Literaturverzeichnis

1. Einleitung

„Variety is the spice of life“[1] - Dieses Sprichwort bezieht sich zwar auf das Aufregende und die Abwechslung im Leben, dennoch lässt es sich auch auf Sprache übertragen, denn Sprache ist Variation und lebt davon. Die deutsche Sprache ist nicht nur durch Wandlungsfähigkeit, sondern gleichzeitig durch Stabilität gekennzeichnet. Diese Stabilität wird einerseits durch Normen, die eine Sprache vor Fremdeinfluss anderer Sprachen zu schützen versuchen und die Kommunikation innerhalb einer Gemeinschaft regeln und andererseits durch Sprachvariation, die wiederum diese Normen bricht, erreicht. Sprachnorm und Sprachwirklichkeit beeinflussen sich gegenseitig und es entsteht ein flexibles Gleichgewicht, das die Sprache lebendig werden lässt.

Daraus ergeben sich vor allem für den DaF-Unterricht interessante Ansätze. Wie geht man mit Variation um? Und inwieweit ist es möglich, das idealisierte Standarddeutsch hinter sich zu lassen oder vielmehr eine optimale Verknüpfung herzustellen und in den Unterricht zu integrieren? Schließlich werden die Lerner außerhalb der Klassenräume ständig mit der Variantenvielfalt des Deutschen konfrontiert. In den letzten Jahren beschäftigt sich die Linguistik und die Didaktik vermehrt mit diesem Thema[2]. Roche (2006) regte an, Variation als Chance zu sehen und etwa die Kanak-Sprak im Hinblick auf Integration und Nutzung der natürlichen Mehrsprachigkeit in den Unterricht mit einzubeziehen.

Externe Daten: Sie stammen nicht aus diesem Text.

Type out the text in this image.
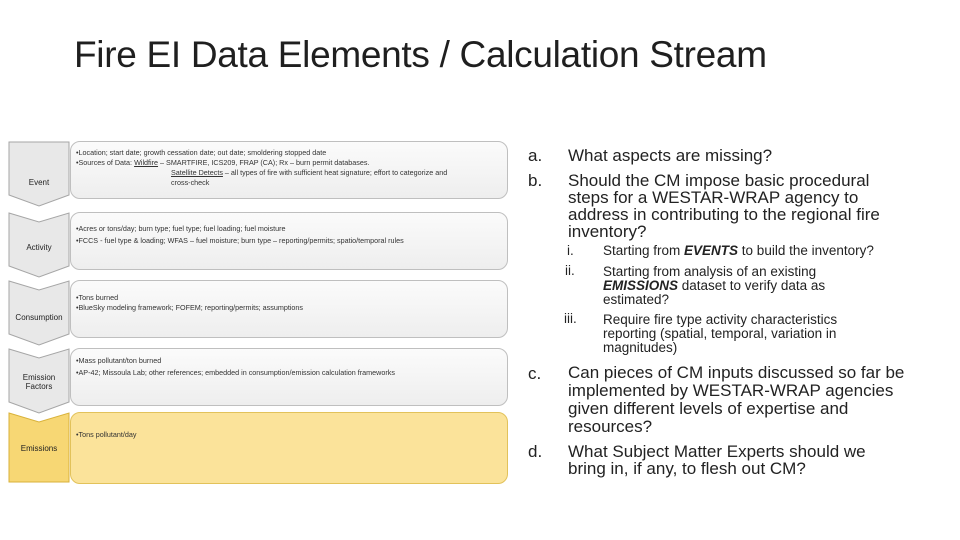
Fire EI Data Elements / Calculation Stream
Event
•Location; start date; growth cessation date; out date; smoldering stopped date
•Sources of Data: Wildfire – SMARTFIRE, ICS209, FRAP (CA); Rx – burn permit databases.
Satellite Detects – all types of fire with sufficient heat signature; effort to categorize and
cross-check
Activity
•Acres or tons/day; burn type; fuel type; fuel loading; fuel moisture
•FCCS - fuel type & loading; WFAS – fuel moisture; burn type – reporting/permits; spatio/temporal rules
Consumption
•Tons burned
•BlueSky modeling framework; FOFEM; reporting/permits; assumptions
Emission Factors
•Mass pollutant/ton burned
•AP-42; Missoula Lab; other references; embedded in consumption/emission calculation frameworks
Emissions
•Tons pollutant/day
a. What aspects are missing?
b. Should the CM impose basic procedural
steps for a WESTAR-WRAP agency to
address in contributing to the regional fire
inventory?
i. Starting from EVENTS to build the inventory?
ii. Starting from analysis of an existing
EMISSIONS dataset to verify data as
estimated?
iii. Require fire type activity characteristics
reporting (spatial, temporal, variation in
magnitudes)
c. Can pieces of CM inputs discussed so far be
implemented by WESTAR-WRAP agencies
given different levels of expertise and
resources?
d. What Subject Matter Experts should we
bring in, if any, to flesh out CM?
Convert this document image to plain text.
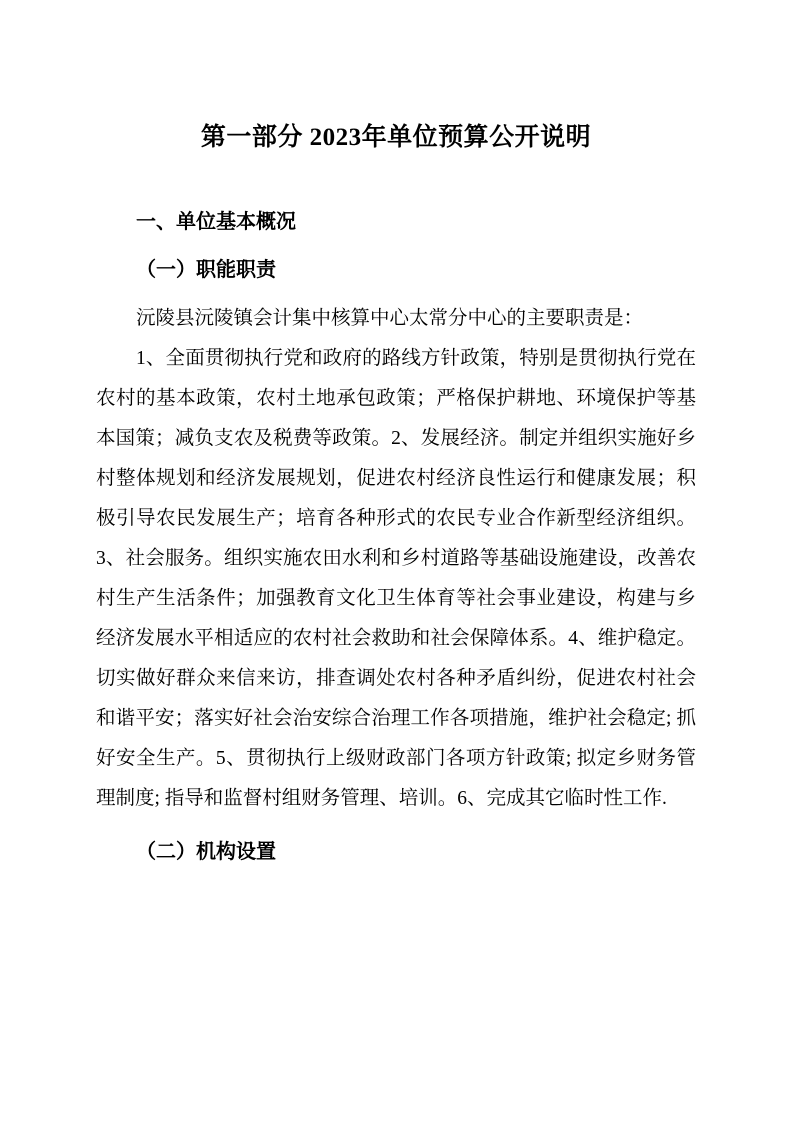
第一部分 2023年单位预算公开说明
一、单位基本概况
（一）职能职责

沅陵县沅陵镇会计集中核算中心太常分中心的主要职责是：

1、全面贯彻执行党和政府的路线方针政策，特别是贯彻执行党在农村的基本政策，农村土地承包政策；严格保护耕地、环境保护等基本国策；减负支农及税费等政策。2、发展经济。制定并组织实施好乡村整体规划和经济发展规划，促进农村经济良性运行和健康发展；积极引导农民发展生产；培育各种形式的农民专业合作新型经济组织。3、社会服务。组织实施农田水利和乡村道路等基础设施建设，改善农村生产生活条件；加强教育文化卫生体育等社会事业建设，构建与乡经济发展水平相适应的农村社会救助和社会保障体系。4、维护稳定。切实做好群众来信来访，排查调处农村各种矛盾纠纷，促进农村社会和谐平安；落实好社会治安综合治理工作各项措施，维护社会稳定; 抓好安全生产。5、贯彻执行上级财政部门各项方针政策; 拟定乡财务管理制度; 指导和监督村组财务管理、培训。6、完成其它临时性工作.

（二）机构设置
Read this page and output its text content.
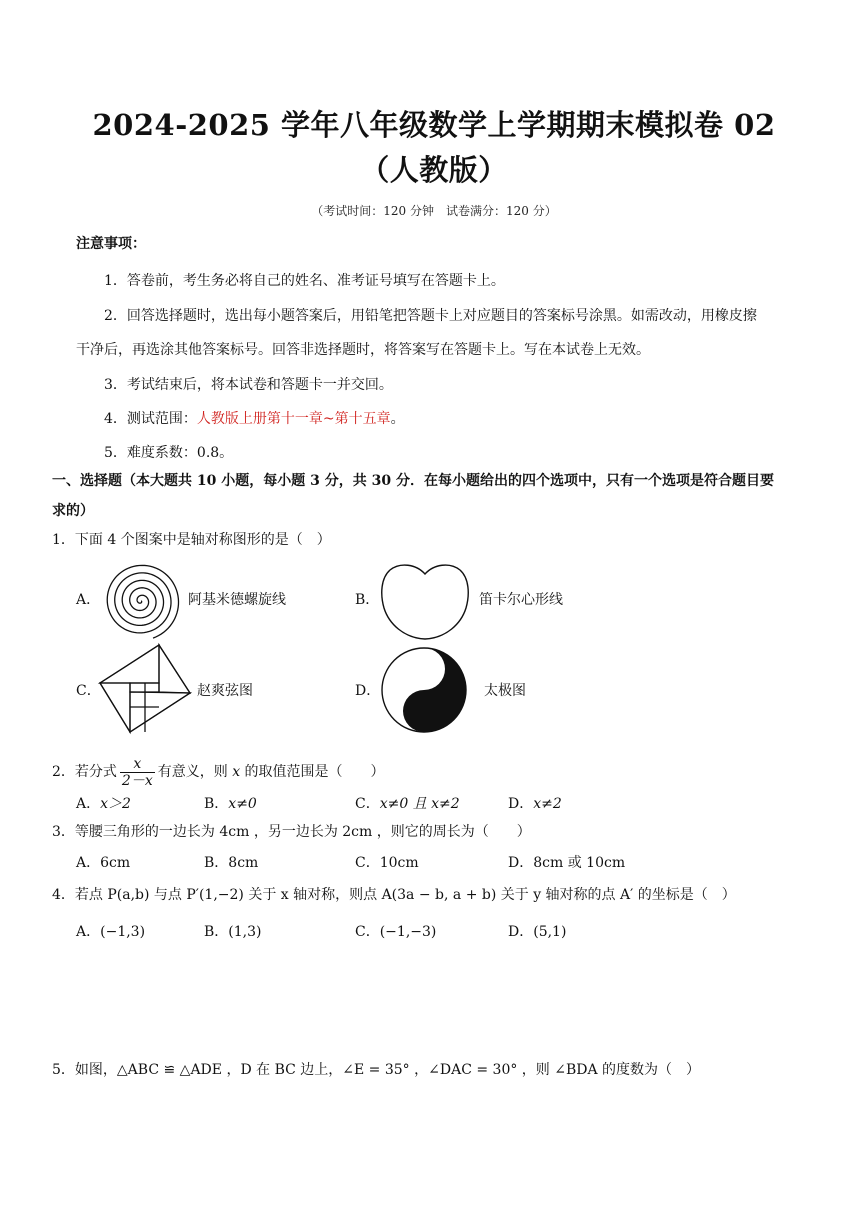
2024-2025 学年八年级数学上学期期末模拟卷 02
（人教版）
（考试时间：120 分钟　试卷满分：120 分）
注意事项：
1．答卷前，考生务必将自己的姓名、准考证号填写在答题卡上。
2．回答选择题时，选出每小题答案后，用铅笔把答题卡上对应题目的答案标号涂黑。如需改动，用橡皮擦
干净后，再选涂其他答案标号。回答非选择题时，将答案写在答题卡上。写在本试卷上无效。
3．考试结束后，将本试卷和答题卡一并交回。
4．测试范围：人教版上册第十一章~第十五章。
5．难度系数：0.8。
一、选择题（本大题共 10 小题，每小题 3 分，共 30 分．在每小题给出的四个选项中，只有一个选项是符合题目要
求的）
1．下面 4 个图案中是轴对称图形的是（　）
A．	阿基米德螺旋线	B．	笛卡尔心形线
C．	赵爽弦图	D．	太极图
2．若分式 $\frac{x}{2-x}$ 有意义，则 x 的取值范围是（　　）
A．x＞2	B．x≠0	C．x≠0 且 x≠2	D．x≠2
3．等腰三角形的一边长为 4cm ，另一边长为 2cm ，则它的周长为（　　）
A．6cm	B．8cm	C．10cm	D．8cm 或 10cm
4．若点 P(a,b) 与点 P′(1,−2) 关于 x 轴对称，则点 A(3a − b, a + b) 关于 y 轴对称的点 A′ 的坐标是（　）
A．(−1,3)	B．(1,3)	C．(−1,−3)	D．(5,1)
5．如图，△ABC ≌ △ADE ，D 在 BC 边上，∠E = 35° ，∠DAC = 30° ，则 ∠BDA 的度数为（　）
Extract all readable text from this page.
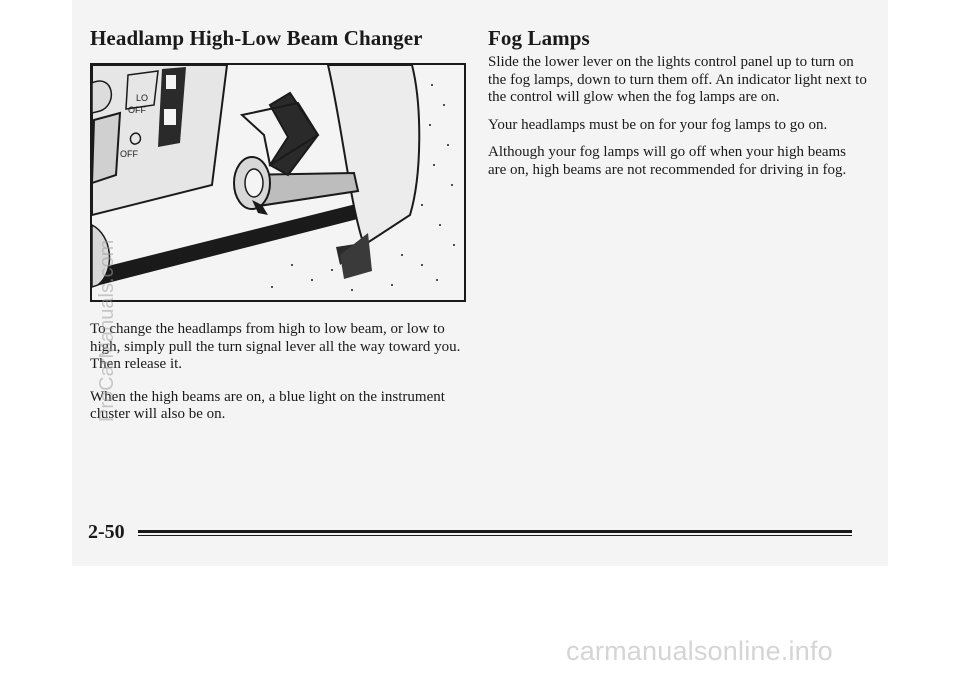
Headlamp High-Low Beam Changer
LO
OFF
OFF

To change the headlamps from high to low beam, or low to high, simply pull the turn signal lever all the way toward you. Then release it.

When the high beams are on, a blue light on the instrument cluster will also be on.

Fog Lamps

Slide the lower lever on the lights control panel up to turn on the fog lamps, down to turn them off. An indicator light next to the control will glow when the fog lamps are on.

Your headlamps must be on for your fog lamps to go on.

Although your fog lamps will go off when your high beams are on, high beams are not recommended for driving in fog.

2-50
ProCarManuals.com
carmanualsonline.info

Ein weiterer interessanter Bereich für den Einsatz im Unterricht ist der des Film- und Fernsehens. Zum einen, weil sich dort das Variationsspektrum deutlich zeigt (in authentischer-alltäglicher Kommunikation z.B. in Dokusoaps, sowie auch in stilisierter Sprache in Spielfilmen) und zum anderen, weil das Fernsehen als Alltagsmedium einen guten Anknüpfungspunkt für den Lerner darstellt. Hier ist besonders die Frage interessant, wie Variation und insbesondere Dialekte, in Synchronfassungen umgesetzt oder in anderssprachige Untertitel übertragen werden. Auch der Übersetzungsvorgang selbst könnte dabei thematisiert werden und so den DaF-Unterricht mit nützlichen Erkenntnissen bereichern.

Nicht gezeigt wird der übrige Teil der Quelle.